Another way that voice production can be impaired is if there is a growth on a vocal cord that prevents both the vocal cords from coming together perfectly. Conditions that could do this are e.g. cancer of the vocal cords commonly seen in smokers. These growths tents open the gap between the cords, and allows air to leak through the gap, making voice production inefficient at best, and sometimes impossible at worst.

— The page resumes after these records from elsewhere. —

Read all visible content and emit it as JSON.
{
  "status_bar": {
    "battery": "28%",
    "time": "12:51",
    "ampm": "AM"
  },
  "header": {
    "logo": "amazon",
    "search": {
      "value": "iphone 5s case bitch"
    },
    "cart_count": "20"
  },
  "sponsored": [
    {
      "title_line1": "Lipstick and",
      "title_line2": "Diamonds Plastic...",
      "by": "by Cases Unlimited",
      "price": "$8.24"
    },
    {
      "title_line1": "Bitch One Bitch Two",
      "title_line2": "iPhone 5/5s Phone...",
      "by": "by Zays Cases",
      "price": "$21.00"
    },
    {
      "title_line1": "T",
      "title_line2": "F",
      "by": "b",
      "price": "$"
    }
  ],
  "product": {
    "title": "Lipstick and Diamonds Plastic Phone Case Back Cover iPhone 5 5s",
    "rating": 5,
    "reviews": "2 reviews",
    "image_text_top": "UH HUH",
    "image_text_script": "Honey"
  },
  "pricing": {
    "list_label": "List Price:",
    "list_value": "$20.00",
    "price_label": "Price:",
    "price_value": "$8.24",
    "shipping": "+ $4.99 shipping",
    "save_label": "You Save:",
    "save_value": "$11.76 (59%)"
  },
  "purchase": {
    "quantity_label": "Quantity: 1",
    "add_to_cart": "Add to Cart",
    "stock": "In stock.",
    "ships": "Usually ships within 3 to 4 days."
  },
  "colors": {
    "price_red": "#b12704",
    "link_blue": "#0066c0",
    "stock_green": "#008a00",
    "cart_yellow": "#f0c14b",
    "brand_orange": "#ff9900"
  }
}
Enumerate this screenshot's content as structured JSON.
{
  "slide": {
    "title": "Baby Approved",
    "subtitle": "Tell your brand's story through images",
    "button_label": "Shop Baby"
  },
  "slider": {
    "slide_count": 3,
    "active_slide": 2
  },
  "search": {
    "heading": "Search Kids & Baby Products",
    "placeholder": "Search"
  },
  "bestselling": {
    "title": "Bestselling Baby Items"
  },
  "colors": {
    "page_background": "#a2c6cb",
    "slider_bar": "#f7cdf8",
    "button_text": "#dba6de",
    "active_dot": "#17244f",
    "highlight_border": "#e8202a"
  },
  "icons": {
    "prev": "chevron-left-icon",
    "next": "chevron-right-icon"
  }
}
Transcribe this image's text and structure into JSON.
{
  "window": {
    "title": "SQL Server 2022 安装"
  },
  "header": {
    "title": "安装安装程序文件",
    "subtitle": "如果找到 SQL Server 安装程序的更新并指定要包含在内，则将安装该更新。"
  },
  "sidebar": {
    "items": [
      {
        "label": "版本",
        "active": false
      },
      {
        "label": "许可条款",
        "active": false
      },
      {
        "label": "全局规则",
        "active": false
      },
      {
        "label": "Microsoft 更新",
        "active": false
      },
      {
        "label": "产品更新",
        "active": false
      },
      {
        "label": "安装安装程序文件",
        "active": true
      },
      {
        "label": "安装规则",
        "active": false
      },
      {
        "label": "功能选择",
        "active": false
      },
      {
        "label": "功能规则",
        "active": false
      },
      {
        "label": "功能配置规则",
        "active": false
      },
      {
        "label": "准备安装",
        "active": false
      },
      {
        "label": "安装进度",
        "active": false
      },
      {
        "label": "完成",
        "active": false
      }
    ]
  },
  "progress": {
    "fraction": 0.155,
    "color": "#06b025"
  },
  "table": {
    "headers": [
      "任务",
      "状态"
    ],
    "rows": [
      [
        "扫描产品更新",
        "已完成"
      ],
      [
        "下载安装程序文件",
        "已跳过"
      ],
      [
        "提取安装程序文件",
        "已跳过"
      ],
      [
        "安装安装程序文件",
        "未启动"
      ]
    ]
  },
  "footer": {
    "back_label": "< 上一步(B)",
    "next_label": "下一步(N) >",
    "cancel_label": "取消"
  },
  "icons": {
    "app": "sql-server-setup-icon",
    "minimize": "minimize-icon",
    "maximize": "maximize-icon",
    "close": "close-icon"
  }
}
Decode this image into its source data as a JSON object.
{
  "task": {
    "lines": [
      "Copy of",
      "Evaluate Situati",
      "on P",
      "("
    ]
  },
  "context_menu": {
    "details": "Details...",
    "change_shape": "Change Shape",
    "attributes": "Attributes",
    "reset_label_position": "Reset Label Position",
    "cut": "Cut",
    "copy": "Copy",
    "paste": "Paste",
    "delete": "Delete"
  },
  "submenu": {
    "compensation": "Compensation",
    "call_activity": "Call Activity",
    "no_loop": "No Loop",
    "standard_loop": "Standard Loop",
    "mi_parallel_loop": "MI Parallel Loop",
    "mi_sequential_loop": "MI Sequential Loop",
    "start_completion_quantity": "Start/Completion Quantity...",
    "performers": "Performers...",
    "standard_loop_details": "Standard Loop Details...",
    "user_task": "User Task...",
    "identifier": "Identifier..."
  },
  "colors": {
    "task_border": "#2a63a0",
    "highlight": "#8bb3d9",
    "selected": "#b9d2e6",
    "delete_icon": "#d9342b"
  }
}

The ultimate voice loss occurs when the vocal cords cannot come together. This is definitely an uncommon condition. We need both vocal cords to vibrate to make a sound. When one of the vocal cords cannot be drawn close, the gap between the vocal cord is too wide for turbulence of the air, and therefore sound, to made by the passing air. It is the same as when we try to whistle. We can only make a whistle with “closed” lips and not an “open” mouth. Here the reasons why a cord cannot “close” is usually due to damage to the nerve that supplies the “closing” muscle of that vocal cord.
To lose one’s voice is not unusual at all and most voices recover very quickly. However, a persistent hoarse voice or loss of voice for more than three weeks is not normal. If this continues, further medical attention for a diagnosis would normally be advised.